Foi assim, confirmada a presença da bactéria Xylella fastidiosa numa amostra de Acacia dealbata, perfazendo assim um total de 3 zonas infetadas na zona demarcada para Xylella fastidiosa de Póvoa de Midões.
As plantas identificadas infetadas, até à presente data, na zona demarcada pertencem às seguintes espécies: Acacia dealbata, Genista tridentata e Olea europaea.

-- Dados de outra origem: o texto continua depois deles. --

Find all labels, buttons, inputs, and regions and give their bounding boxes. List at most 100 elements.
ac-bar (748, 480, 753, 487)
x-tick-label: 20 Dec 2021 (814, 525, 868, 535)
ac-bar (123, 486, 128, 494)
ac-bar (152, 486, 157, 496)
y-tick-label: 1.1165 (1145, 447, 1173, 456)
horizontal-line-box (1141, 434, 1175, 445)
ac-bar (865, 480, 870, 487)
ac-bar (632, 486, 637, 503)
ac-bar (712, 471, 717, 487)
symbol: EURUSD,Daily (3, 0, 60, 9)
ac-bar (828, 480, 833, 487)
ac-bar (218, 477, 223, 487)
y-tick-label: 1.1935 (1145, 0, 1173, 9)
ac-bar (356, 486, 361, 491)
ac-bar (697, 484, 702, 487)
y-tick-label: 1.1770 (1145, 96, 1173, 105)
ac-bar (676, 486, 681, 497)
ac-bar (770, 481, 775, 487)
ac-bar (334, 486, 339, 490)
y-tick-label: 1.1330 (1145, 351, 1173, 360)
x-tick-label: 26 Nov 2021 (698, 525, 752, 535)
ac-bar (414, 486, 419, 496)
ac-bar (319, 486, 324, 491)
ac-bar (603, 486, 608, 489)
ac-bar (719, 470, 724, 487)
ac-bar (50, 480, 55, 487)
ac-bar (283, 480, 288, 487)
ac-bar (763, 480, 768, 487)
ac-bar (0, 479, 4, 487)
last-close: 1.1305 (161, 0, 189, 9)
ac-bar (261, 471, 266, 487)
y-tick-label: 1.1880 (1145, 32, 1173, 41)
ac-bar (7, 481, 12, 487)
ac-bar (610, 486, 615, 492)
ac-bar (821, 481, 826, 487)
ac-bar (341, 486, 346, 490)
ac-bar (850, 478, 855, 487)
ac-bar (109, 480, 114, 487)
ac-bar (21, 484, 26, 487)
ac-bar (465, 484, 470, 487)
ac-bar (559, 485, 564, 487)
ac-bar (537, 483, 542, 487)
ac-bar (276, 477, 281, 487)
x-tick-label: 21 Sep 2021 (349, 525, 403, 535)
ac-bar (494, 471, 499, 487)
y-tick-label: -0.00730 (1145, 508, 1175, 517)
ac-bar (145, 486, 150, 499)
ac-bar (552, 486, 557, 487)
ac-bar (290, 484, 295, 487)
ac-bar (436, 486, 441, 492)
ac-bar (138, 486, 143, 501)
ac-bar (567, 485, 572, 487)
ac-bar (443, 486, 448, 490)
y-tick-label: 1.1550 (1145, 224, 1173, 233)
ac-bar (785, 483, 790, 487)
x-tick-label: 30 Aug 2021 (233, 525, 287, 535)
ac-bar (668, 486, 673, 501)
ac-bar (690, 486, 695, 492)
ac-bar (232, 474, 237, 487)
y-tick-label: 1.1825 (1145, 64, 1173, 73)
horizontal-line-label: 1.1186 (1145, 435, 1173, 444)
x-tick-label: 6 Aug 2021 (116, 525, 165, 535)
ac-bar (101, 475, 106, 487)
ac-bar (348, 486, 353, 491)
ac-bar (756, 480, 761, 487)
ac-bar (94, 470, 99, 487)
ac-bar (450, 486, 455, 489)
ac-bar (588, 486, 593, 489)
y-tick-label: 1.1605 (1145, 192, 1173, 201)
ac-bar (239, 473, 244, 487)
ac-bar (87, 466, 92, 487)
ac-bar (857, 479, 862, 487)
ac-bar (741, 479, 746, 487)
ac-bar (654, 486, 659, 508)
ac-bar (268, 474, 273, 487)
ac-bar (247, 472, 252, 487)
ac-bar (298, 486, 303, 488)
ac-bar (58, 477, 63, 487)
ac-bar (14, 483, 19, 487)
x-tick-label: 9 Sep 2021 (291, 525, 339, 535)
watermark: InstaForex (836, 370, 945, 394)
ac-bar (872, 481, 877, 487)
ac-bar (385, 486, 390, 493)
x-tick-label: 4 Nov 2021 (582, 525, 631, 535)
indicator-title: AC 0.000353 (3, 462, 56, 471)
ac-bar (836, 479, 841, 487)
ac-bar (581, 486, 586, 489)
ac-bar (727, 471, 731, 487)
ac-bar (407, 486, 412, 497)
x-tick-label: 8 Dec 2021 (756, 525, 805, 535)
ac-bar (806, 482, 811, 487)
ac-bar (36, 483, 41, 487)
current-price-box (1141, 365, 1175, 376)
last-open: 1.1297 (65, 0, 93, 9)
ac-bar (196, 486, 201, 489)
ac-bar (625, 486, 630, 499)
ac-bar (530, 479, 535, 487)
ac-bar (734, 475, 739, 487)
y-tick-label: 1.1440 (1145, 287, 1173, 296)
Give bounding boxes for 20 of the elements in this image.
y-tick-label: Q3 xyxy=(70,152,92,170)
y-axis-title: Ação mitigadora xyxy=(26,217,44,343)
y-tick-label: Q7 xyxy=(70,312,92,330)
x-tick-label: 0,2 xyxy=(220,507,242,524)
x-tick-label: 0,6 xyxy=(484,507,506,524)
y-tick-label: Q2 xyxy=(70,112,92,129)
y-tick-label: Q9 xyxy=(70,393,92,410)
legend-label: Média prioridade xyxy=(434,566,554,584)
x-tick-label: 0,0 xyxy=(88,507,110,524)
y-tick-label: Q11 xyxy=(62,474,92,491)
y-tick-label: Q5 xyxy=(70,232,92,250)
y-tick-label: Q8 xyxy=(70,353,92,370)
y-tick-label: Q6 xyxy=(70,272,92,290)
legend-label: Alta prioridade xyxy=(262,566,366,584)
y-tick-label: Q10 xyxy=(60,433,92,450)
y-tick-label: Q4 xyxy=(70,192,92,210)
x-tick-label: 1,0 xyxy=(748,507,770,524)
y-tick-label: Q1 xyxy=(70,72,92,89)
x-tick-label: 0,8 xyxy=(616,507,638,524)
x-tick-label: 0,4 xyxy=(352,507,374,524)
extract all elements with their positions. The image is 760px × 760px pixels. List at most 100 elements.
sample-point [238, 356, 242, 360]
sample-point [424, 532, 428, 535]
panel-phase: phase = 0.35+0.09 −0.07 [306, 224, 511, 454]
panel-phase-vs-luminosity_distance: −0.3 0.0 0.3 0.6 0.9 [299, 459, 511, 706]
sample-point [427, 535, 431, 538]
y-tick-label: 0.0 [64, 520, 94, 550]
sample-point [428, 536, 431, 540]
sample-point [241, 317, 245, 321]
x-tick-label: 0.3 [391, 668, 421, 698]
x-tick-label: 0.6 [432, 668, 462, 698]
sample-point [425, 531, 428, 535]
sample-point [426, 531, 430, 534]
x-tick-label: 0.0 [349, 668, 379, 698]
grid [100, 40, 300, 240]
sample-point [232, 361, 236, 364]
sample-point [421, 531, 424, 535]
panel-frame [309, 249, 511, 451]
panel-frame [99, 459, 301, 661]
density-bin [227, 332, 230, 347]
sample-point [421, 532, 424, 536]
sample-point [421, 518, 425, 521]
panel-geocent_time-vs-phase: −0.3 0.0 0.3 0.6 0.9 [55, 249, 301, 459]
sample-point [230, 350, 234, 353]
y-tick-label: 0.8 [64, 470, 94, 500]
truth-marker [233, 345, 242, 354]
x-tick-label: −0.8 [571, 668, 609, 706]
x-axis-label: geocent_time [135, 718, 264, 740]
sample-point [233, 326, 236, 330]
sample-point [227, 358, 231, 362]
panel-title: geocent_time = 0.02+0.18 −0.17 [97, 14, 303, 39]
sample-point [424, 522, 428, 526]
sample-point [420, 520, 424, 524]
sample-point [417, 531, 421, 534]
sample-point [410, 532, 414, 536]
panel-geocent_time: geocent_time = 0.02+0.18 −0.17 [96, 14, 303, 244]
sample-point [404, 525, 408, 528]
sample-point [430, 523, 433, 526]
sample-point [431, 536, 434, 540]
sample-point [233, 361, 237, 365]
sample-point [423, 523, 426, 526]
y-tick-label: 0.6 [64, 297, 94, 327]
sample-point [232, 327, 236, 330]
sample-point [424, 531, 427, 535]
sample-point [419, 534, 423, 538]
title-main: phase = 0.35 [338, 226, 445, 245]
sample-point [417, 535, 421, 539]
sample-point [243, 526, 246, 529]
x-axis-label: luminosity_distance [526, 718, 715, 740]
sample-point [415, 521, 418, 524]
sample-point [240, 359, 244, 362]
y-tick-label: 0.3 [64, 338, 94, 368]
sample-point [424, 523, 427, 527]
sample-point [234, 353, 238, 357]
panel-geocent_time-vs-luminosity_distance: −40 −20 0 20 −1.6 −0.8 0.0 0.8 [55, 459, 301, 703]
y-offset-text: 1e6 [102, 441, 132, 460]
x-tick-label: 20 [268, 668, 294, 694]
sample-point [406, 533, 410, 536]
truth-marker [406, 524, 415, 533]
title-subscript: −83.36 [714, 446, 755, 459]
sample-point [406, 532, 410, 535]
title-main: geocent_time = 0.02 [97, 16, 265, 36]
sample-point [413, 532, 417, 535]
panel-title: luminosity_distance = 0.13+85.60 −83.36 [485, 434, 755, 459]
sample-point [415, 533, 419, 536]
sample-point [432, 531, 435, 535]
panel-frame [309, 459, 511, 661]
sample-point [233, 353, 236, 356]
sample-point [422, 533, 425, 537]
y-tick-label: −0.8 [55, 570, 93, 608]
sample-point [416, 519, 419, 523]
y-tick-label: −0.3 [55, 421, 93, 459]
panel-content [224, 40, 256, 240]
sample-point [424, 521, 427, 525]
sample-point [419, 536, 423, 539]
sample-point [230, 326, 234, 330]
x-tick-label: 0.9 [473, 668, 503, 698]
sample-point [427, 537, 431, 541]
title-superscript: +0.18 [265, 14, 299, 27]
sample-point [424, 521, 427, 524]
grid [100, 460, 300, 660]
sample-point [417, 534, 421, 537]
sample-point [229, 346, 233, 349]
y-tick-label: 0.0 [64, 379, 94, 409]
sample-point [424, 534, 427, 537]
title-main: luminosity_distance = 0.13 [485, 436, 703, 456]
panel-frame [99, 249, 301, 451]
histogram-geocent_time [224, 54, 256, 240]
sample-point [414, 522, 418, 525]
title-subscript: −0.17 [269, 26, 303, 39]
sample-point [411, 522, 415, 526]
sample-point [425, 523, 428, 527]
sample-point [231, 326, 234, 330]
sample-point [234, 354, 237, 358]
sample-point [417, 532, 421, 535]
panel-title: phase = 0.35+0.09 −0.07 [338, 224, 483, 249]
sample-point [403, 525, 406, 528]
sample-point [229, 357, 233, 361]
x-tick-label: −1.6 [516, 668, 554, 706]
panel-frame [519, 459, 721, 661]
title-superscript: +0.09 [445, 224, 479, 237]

As subespécies da bactéria detetada nesta Zona Demarcada são Xylella fastidiosa subsp. multiplex e Xylella fastidiosa subsp. fastidiosa.
A 19 de maio de 2025 a Direção-Geral de Alimentação e Veterinária (DGAV), na qualidade de Autoridade Fitossanitária Nacional, e conforme previsto no art.º 5.º da Portaria nº 243/2020, de 14 de outubro, procedeu à última delimitação da zona demarcada, através do Despacho n.º 52/G/2025, de 19 de maio, onde devem ser aplicadas medidas para a erradicação da bactéria Xylella fastidiosa.
A inexistência de um instrumento que permita a identificação inequívoca e expedita dos visados, torna necessário o recurso ao presente meio de divulgação e acordo com o n.º 4 do art.º 5.º e do art. º15.º da Portaria n.º 243/2020, de 14 de outubro.
Assim:
1 – Publicita-se através deste Edital a atual “Zona Demarcada” para Xylella fastidiosa que abrange os seguintes concelhos e freguesias com os limites representados no mapa anexo.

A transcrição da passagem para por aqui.